Marco Vichi ci ha abituato alle storie del suo personaggio di punta: il commissario Bordelli che indaga su delitti e misteri nella Firenze degli anni Sessanta.
Con questo libro, invece, l'autore lascia momentaneamente da parte il filone del romanzo giallo e scrive due racconti che hanno come protagonisti due scrittori. Il tema conduttore infatti è la scrittura e, in particolare, quali limiti esistono (se esistono) per realizzare il proprio lavoro creativo.
Nel primo racconto, intitolato "Il contratto", uno scrittore pieno di idee ma con grandi difficoltà a trovare il modo per veder riconosciuto il proprio talento, viene contattato da una non meglio precisata Casa Editrice che gli propone di scrivere qualcosa di davvero speciale: un vero e proprio poema talmente impegnativo da mettere in ombra addirittura la Divina Commedia. Il protagonista è intimorito dall'impresa, ma pensa di avere le doti per affrontarla, per cui si getta a capofitto nel lavoro, per realizzare il quale non esita a scendere letteralmente a patti con il Diavolo...
Nel secondo racconto, intitolato "La sfida", uno scrittore fa conoscenza con un paralitico molto politicamente scorretto, che desta immediata antipatia nel protagonista (e anche nel lettore), ma allo stesso tempo suscita ammirazione per il modo franco, diretto e senza ipocrisie con cui affronta la propria condizione di diversamente abile.
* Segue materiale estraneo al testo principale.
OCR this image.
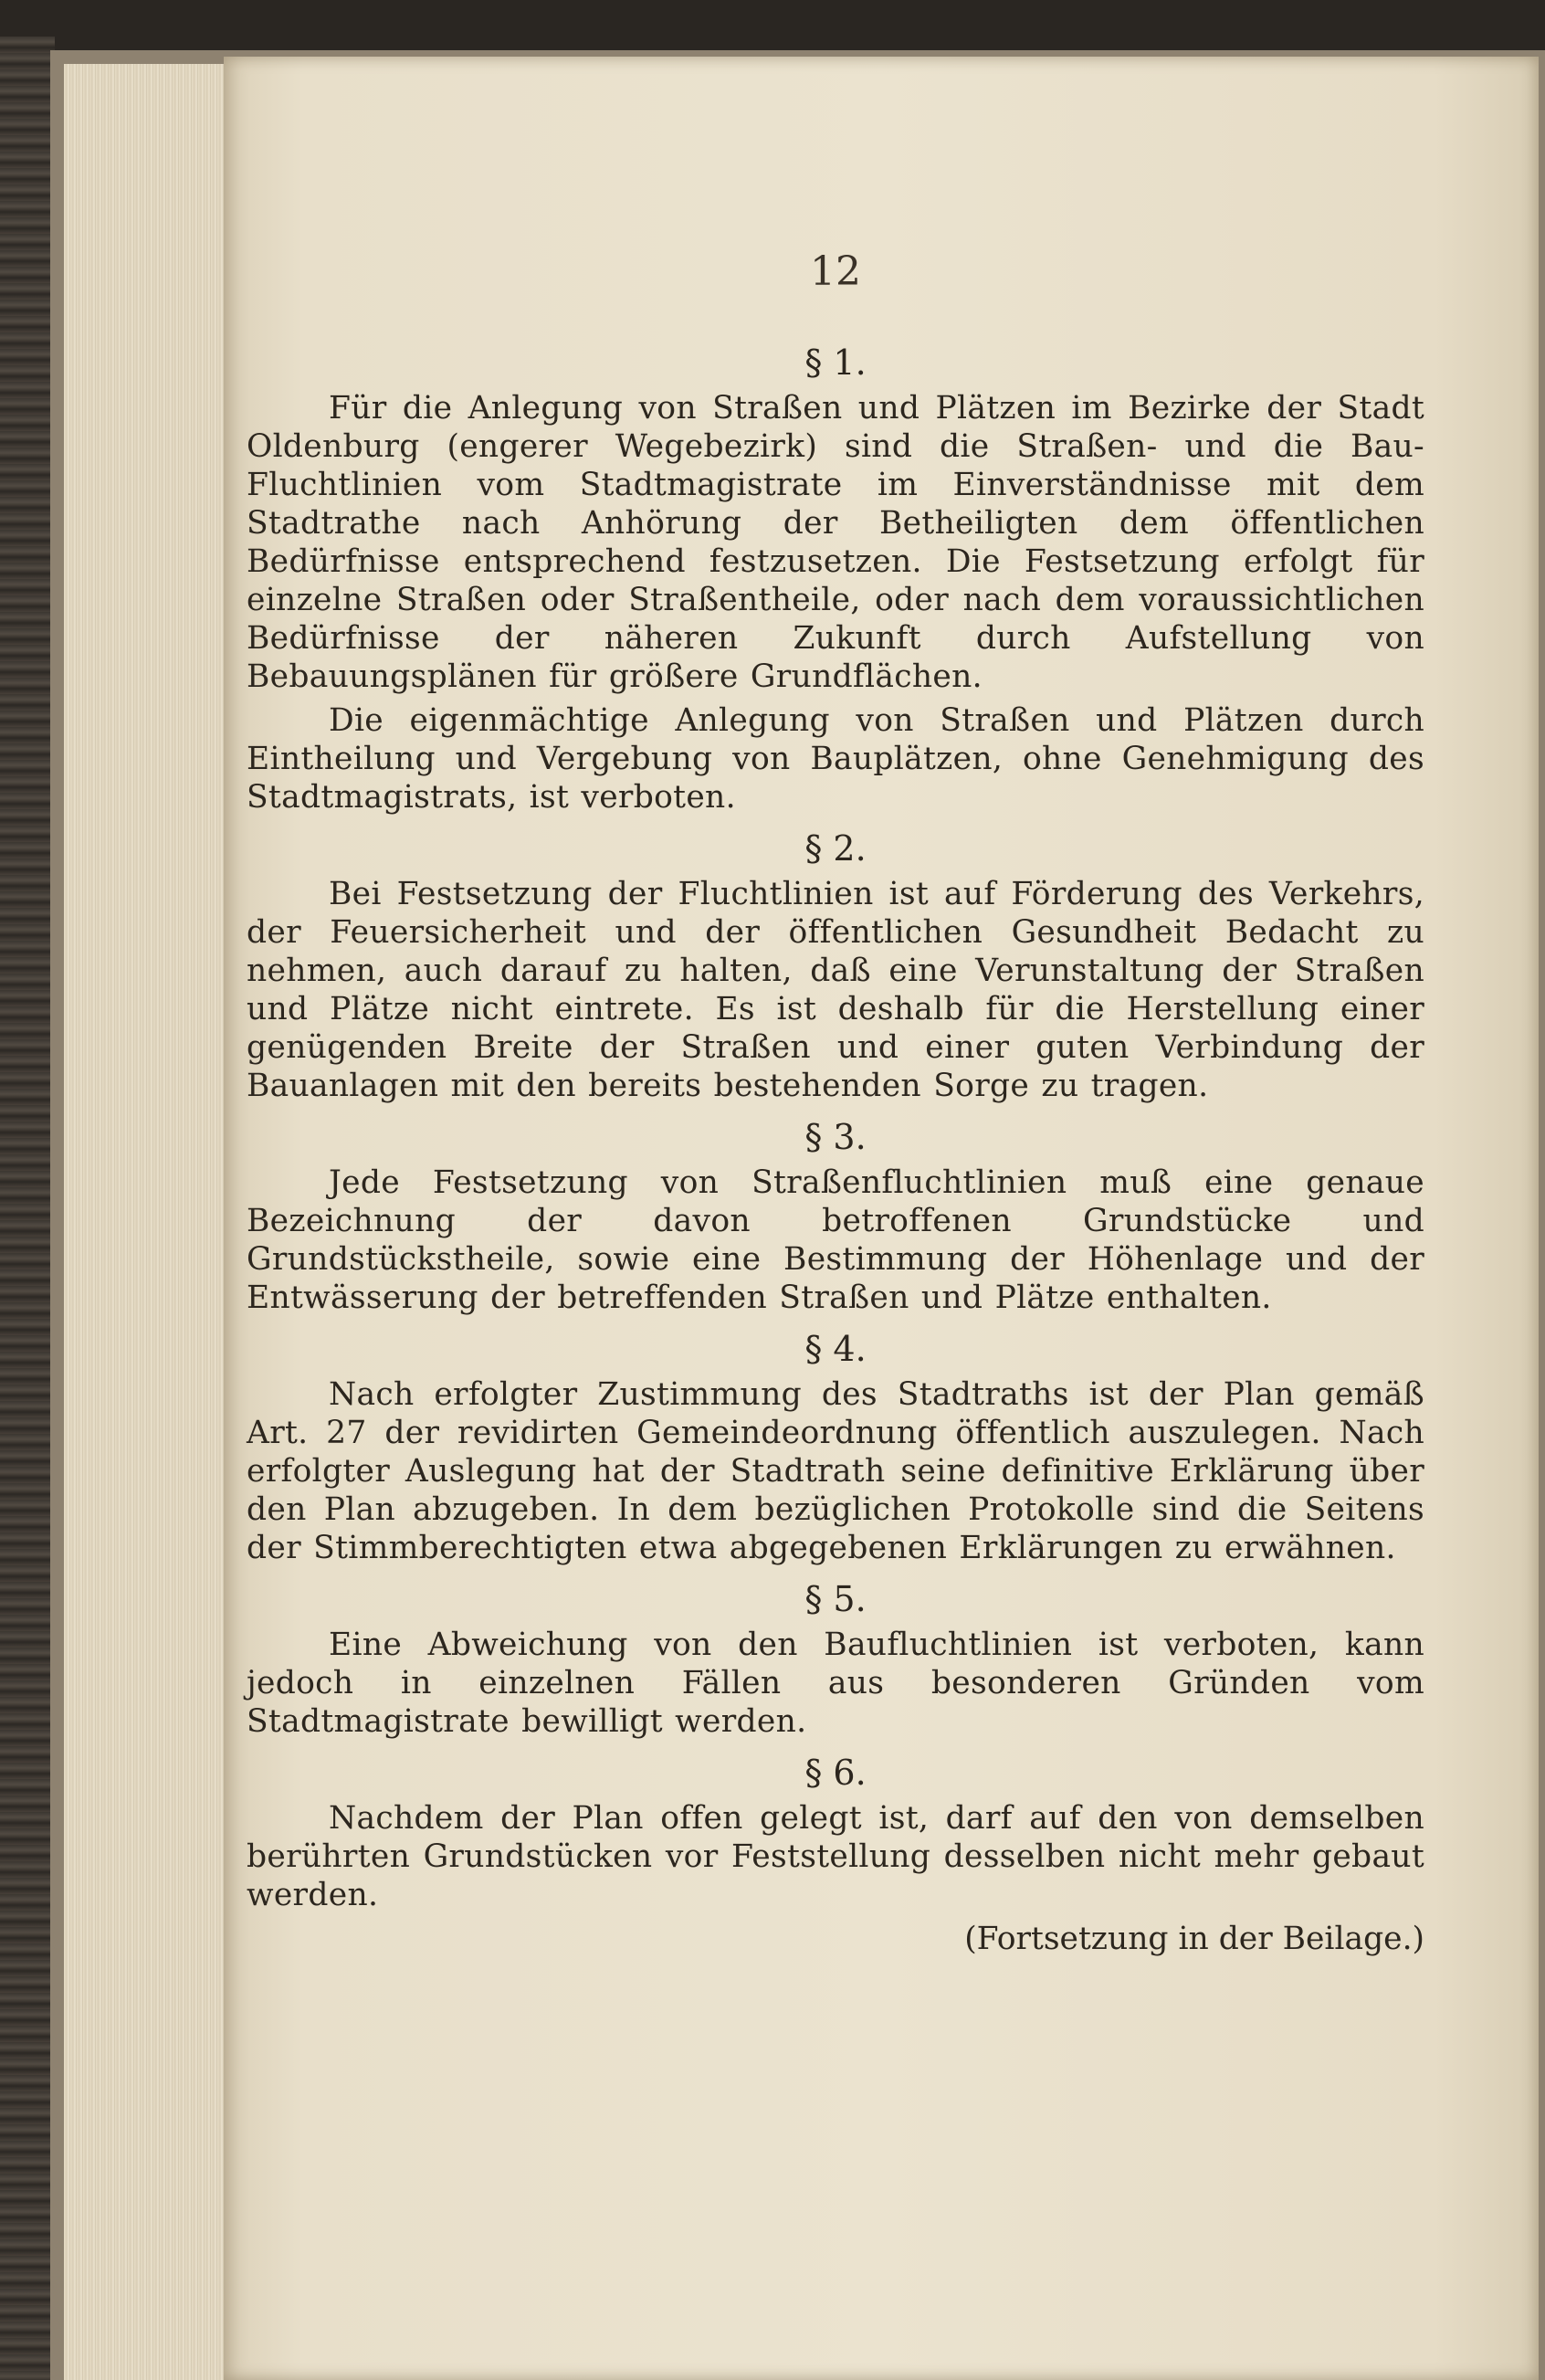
12
§ 1.

Für die Anlegung von Straßen und Plätzen im Bezirke der Stadt Oldenburg (engerer Wegebezirk) sind die Straßen- und die Bau-Fluchtlinien vom Stadtmagistrate im Einverständnisse mit dem Stadtrathe nach Anhörung der Betheiligten dem öffentlichen Bedürfnisse entsprechend festzusetzen. Die Festsetzung erfolgt für einzelne Straßen oder Straßentheile, oder nach dem voraussichtlichen Bedürfnisse der näheren Zukunft durch Aufstellung von Bebauungsplänen für größere Grundflächen.

Die eigenmächtige Anlegung von Straßen und Plätzen durch Eintheilung und Vergebung von Bauplätzen, ohne Genehmigung des Stadtmagistrats, ist verboten.

§ 2.

Bei Festsetzung der Fluchtlinien ist auf Förderung des Verkehrs, der Feuersicherheit und der öffentlichen Gesundheit Bedacht zu nehmen, auch darauf zu halten, daß eine Verunstaltung der Straßen und Plätze nicht eintrete. Es ist deshalb für die Herstellung einer genügenden Breite der Straßen und einer guten Verbindung der Bauanlagen mit den bereits bestehenden Sorge zu tragen.

§ 3.

Jede Festsetzung von Straßenfluchtlinien muß eine genaue Bezeichnung der davon betroffenen Grundstücke und Grundstückstheile, sowie eine Bestimmung der Höhenlage und der Entwässerung der betreffenden Straßen und Plätze enthalten.

§ 4.

Nach erfolgter Zustimmung des Stadtraths ist der Plan gemäß Art. 27 der revidirten Gemeindeordnung öffentlich auszulegen. Nach erfolgter Auslegung hat der Stadtrath seine definitive Erklärung über den Plan abzugeben. In dem bezüglichen Protokolle sind die Seitens der Stimmberechtigten etwa abgegebenen Erklärungen zu erwähnen.

§ 5.

Eine Abweichung von den Baufluchtlinien ist verboten, kann jedoch in einzelnen Fällen aus besonderen Gründen vom Stadtmagistrate bewilligt werden.

§ 6.

Nachdem der Plan offen gelegt ist, darf auf den von demselben berührten Grundstücken vor Feststellung desselben nicht mehr gebaut werden.

(Fortsetzung in der Beilage.)
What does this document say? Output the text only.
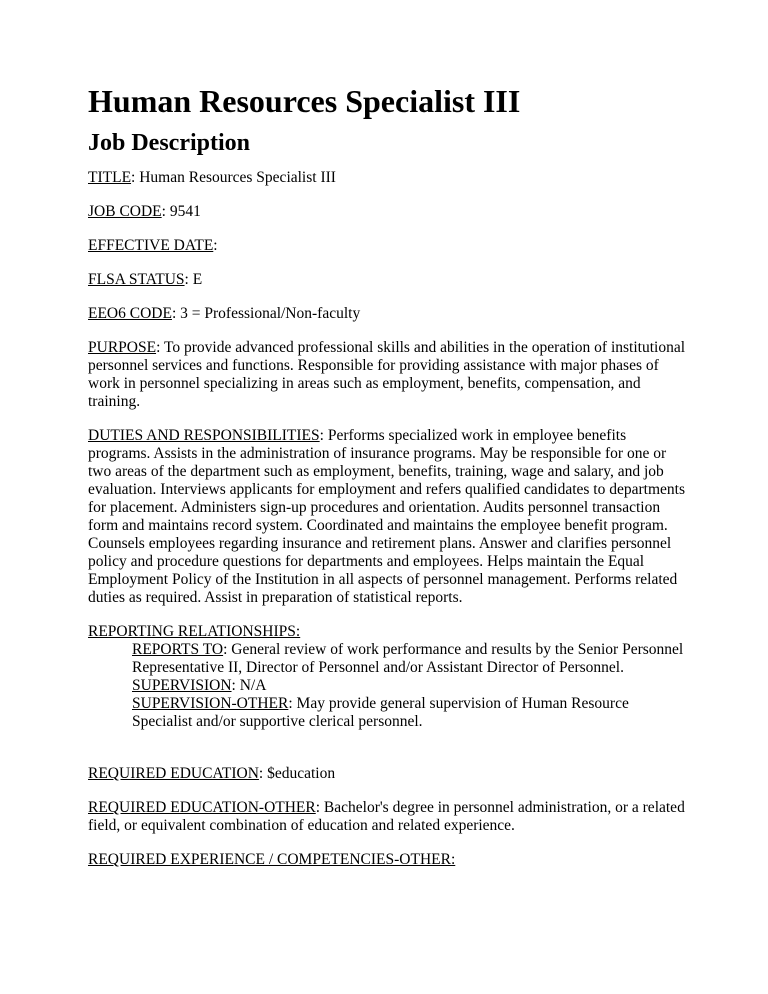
Human Resources Specialist III
Job Description

TITLE: Human Resources Specialist III

JOB CODE: 9541

EFFECTIVE DATE:

FLSA STATUS: E

EEO6 CODE: 3 = Professional/Non-faculty

PURPOSE: To provide advanced professional skills and abilities in the operation of institutional personnel services and functions. Responsible for providing assistance with major phases of work in personnel specializing in areas such as employment, benefits, compensation, and training.

DUTIES AND RESPONSIBILITIES: Performs specialized work in employee benefits programs. Assists in the administration of insurance programs. May be responsible for one or two areas of the department such as employment, benefits, training, wage and salary, and job evaluation. Interviews applicants for employment and refers qualified candidates to departments for placement. Administers sign-up procedures and orientation. Audits personnel transaction form and maintains record system. Coordinated and maintains the employee benefit program. Counsels employees regarding insurance and retirement plans. Answer and clarifies personnel policy and procedure questions for departments and employees. Helps maintain the Equal Employment Policy of the Institution in all aspects of personnel management. Performs related duties as required. Assist in preparation of statistical reports.

REPORTING RELATIONSHIPS:
REPORTS TO: General review of work performance and results by the Senior Personnel Representative II, Director of Personnel and/or Assistant Director of Personnel.
SUPERVISION: N/A
SUPERVISION-OTHER: May provide general supervision of Human Resource Specialist and/or supportive clerical personnel.

REQUIRED EDUCATION: $education

REQUIRED EDUCATION-OTHER: Bachelor's degree in personnel administration, or a related field, or equivalent combination of education and related experience.

REQUIRED EXPERIENCE / COMPETENCIES-OTHER:
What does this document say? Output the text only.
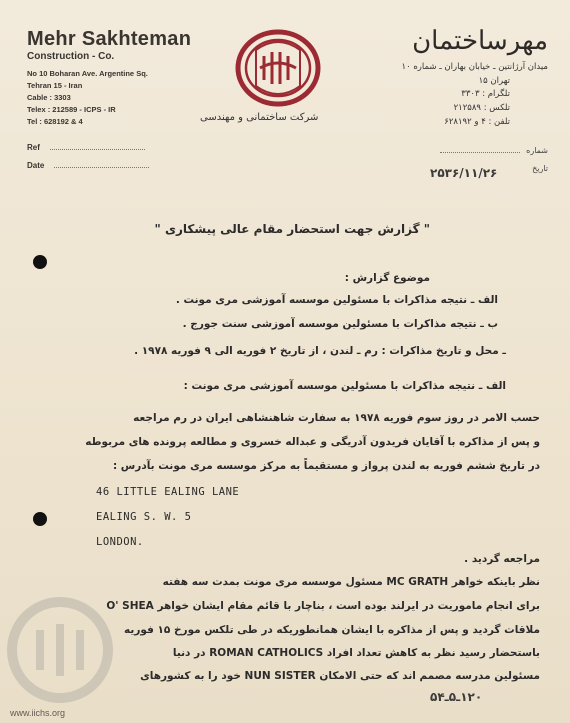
Mehr Sakhteman
Construction - Co.
No 10 Boharan Ave. Argentine Sq.
Tehran 15 - Iran
Cable : 3303
Telex : 212589 - ICPS - IR
Tel : 628192 & 4
Ref
Date
شرکت ساختمانی و مهندسی
مهرساختمان
میدان آرژانتین ـ خیابان بهاران ـ شماره ۱۰
تهران ۱۵
تلگرام : ۳۳۰۳
تلکس : ۲۱۲۵۸۹
تلفن : ۴ و ۶۲۸۱۹۲
شماره
تاریخ
۲۵۳۶/۱۱/۲۶
" گزارش جهت استحضار مقام عالی پیشکاری "
موضوع گزارش :
الف ـ نتیجه مذاکرات با مسئولین موسسه آموزشی مری مونت .
ب ـ نتیجه مذاکرات با مسئولین موسسه آموزشی سنت جورج .
ـ محل و تاریخ مذاکرات : رم ـ لندن ، از تاریخ ۲ فوریه الی ۹ فوریه ۱۹۷۸ .
الف ـ نتیجه مذاکرات با مسئولین موسسه آموزشی مری مونت :
حسب الامر در روز سوم فوریه ۱۹۷۸ به سفارت شاهنشاهی ایران در رم مراجعه
و پس از مذاکره با آقایان فریدون آدریگی و عبداله خسروی و مطالعه پرونده های مربوطه
در تاریخ ششم فوریه به لندن پرواز و مستقیماً به مرکز موسسه مری مونت بآدرس :
46 LITTLE EALING LANE
EALING S. W. 5
LONDON.
مراجعه گردید .
نظر باینکه خواهر MC GRATH مسئول موسسه مری مونت بمدت سه هفته
برای انجام ماموریت در ایرلند بوده است ، بناچار با قائم مقام ایشان خواهر O' SHEA
ملاقات گردید و پس از مذاکره با ایشان همانطوریکه در طی تلکس مورخ ۱۵ فوریه
باستحضار رسید نظر به کاهش تعداد افراد ROMAN CATHOLICS در دنیا
مسئولین مدرسه مصمم اند که حتی الامکان NUN SISTER خود را به کشورهای
www.iichs.org
۱۲۰ـ۵ـ۵۴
Fra i due nasce quindi un sentimento di mutuo rispetto, che sarebbe esagerato definire amicizia, che però finisce per scontrarsi con gli egoismi personali e con il desiderio di vincere una "sfida" a tutti i costi, contro ogni senso di etica e di correttezza.
I due racconti, apparentemente molto diversi fra loro, hanno in comune il senso di solitudine e di distanza che molte persone vivono nel loro quotidiano e che i due scrittori protagonisti dei racconti personificano in maniera molto azzeccata. Questo sentimento di estraneità dall'umano consorzio spinge i protagonisti ad andare letteralmente "oltre il limite".
Quale sia in concreto tale limite e se davvero sia stato superato, spetterà al lettore deciderlo, mettendo a raffronto il proprio sistema di valori e di principi con quello proposto nei racconti.